# Deduplicating data

In this notebook, we deduplicate data using the [Dedupe](https://docs.dedupe.io/) library, which uses a flat neural network to learn from a little training.

> **See also:**
> 
> [csvdedupe](https://github.com/dedupeio/csvdedupe) offers a command line interface for Dedupe.

In addition, the same developers have created [parserator](https://github.com/datamade/parserator), which you can use to extract text functions and train your own text extraction.

## 1. Imports

In [1]:
import pandas as pd
import dedupe
import os

In [2]:
customers = pd.read_csv('https://raw.githubusercontent.com/kjam/data-cleaning-101/master/data/customer_data_duped.csv', 
                        encoding='utf-8')

## 2. Check data quality

### 2.1 2.1 Return first *n* rows with [pandas.DataFrame.head](https://pandas.pydata.org/docs/reference/api/pandas.DataFrame.head.html)

In [3]:
customers.head()

Unnamed: 0,name,job,company,street_address,city,state,email,user_name
0,Patricia Schaefer,"Programmer, systems",Estrada-Best,398 Paul Drive,Christianview,Delaware,lambdavid@gmail.com,ndavidson
1,Olivie Dubois,Ingénieur recherche et développement en agroal...,Moreno,rue Lucas Benard,Saint Anastasie-les-Bains,AR,berthelotjacqueline@mahe.fr,manonallain
2,Mary Davies-Kirk,Public affairs consultant,Baker Ltd,Flat 3\nPugh mews,Stanleyfurt,ZA,middletonconor@hotmail.com,colemanmichael
3,Miroslawa Eckbauer,Dispensing optician,Ladeck GmbH,Mijo-Lübs-Straße 12,Neubrandenburg,Berlin,sophia01@yahoo.de,romanjunitz
4,Richard Bauer,"Accountant, chartered certified",Hoffman-Rocha,6541 Rodriguez Wall,Carlosmouth,Texas,tross@jensen-ware.org,adam78


### 2.2 Display data types with [pandas.DataFrame.dtypes](https://pandas.pydata.org/docs/reference/api/pandas.DataFrame.dtypes.html)

In [4]:
customers.dtypes

name              object
job               object
company           object
street_address    object
city              object
state             object
email             object
user_name         object
dtype: object

### 2.3 Determine missing values with [pandas.isnull](https://pandas.pydata.org/docs/reference/api/pandas.isnull.html)

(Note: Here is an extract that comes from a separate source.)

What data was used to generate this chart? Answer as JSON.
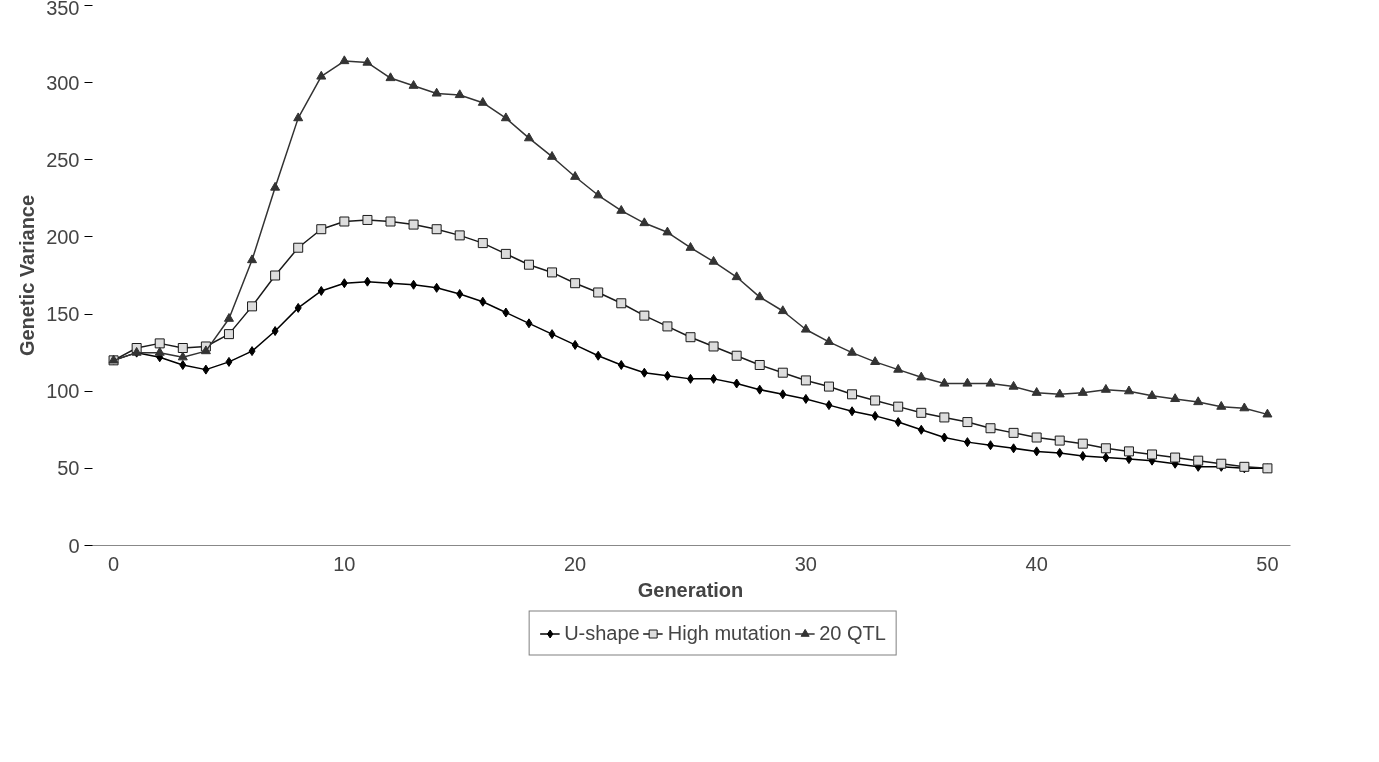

This function indicates for an array-like object whether values are missing (`NaN` in numeric arrays, `None` or `NaN` in object arrays, `NaT` in [datetimelike](https://pandas.pydata.org/docs/reference/general_functions.html#top-level-dealing-with-datetimelike)).

**See also:**

* [notna](https://pandas.pydata.org/docs/reference/api/pandas.notna.html) for the boolean inverse of [pandas.isna](https://pandas.pydata.org/docs/reference/api/pandas.isna.html)
* [Series.isna](https://pandas.pydata.org/docs/reference/api/pandas.Series.isna.html) for the missing values in a series
* [DataFrame.isna](https://pandas.pydata.org/docs/reference/api/pandas.DataFrame.isna.html) for the missing values in a DataFrame
* [Index.isna](https://pandas.pydata.org/docs/reference/api/pandas.Index.isna.html) for the missing values in an index

In [5]:
for col in customers.columns:
    print(col, customers[col].isnull().sum())

name 0
job 0
company 0
street_address 0
city 0
state 0
email 0
user_name 0


## 3. Configure dedupe

Now we define the fields to be taken care of during deduplication and create a new `deduper` object:

In [6]:
variables = [
    {'field': 'name', 'type': 'String'},
    {'field': 'job', 'type': 'String'},
    {'field': 'company', 'type': 'String'},  
    {'field': 'street_address','type': 'String'},
    {'field': 'city','type': 'String'},
    {'field': 'state', 'type': 'String', 'has_missing': True},
    {'field': 'email', 'type': 'String', 'has_missing': True},
    {'field': 'user_name', 'type': 'String'},
]

deduper = dedupe.Dedupe(variables)

If the value of a field is missing, this missing value should be represented as a `None` object. However, by `'has_missing': True`, a new, additional field is created to indicate whether the data was present or not, and the missing data is given a null.

> **See also:**
> 
> [Missing Data](https://docs.dedupe.io/en/latest/Variable-definition.html#missing-data)

In [7]:
deduper

<dedupe.api.Dedupe at 0x7fd3d9e7dd00>

In [8]:
customers.shape

(2080, 8)

## 4. Create training data

In [9]:
deduper.prepare_training(customers.T.to_dict())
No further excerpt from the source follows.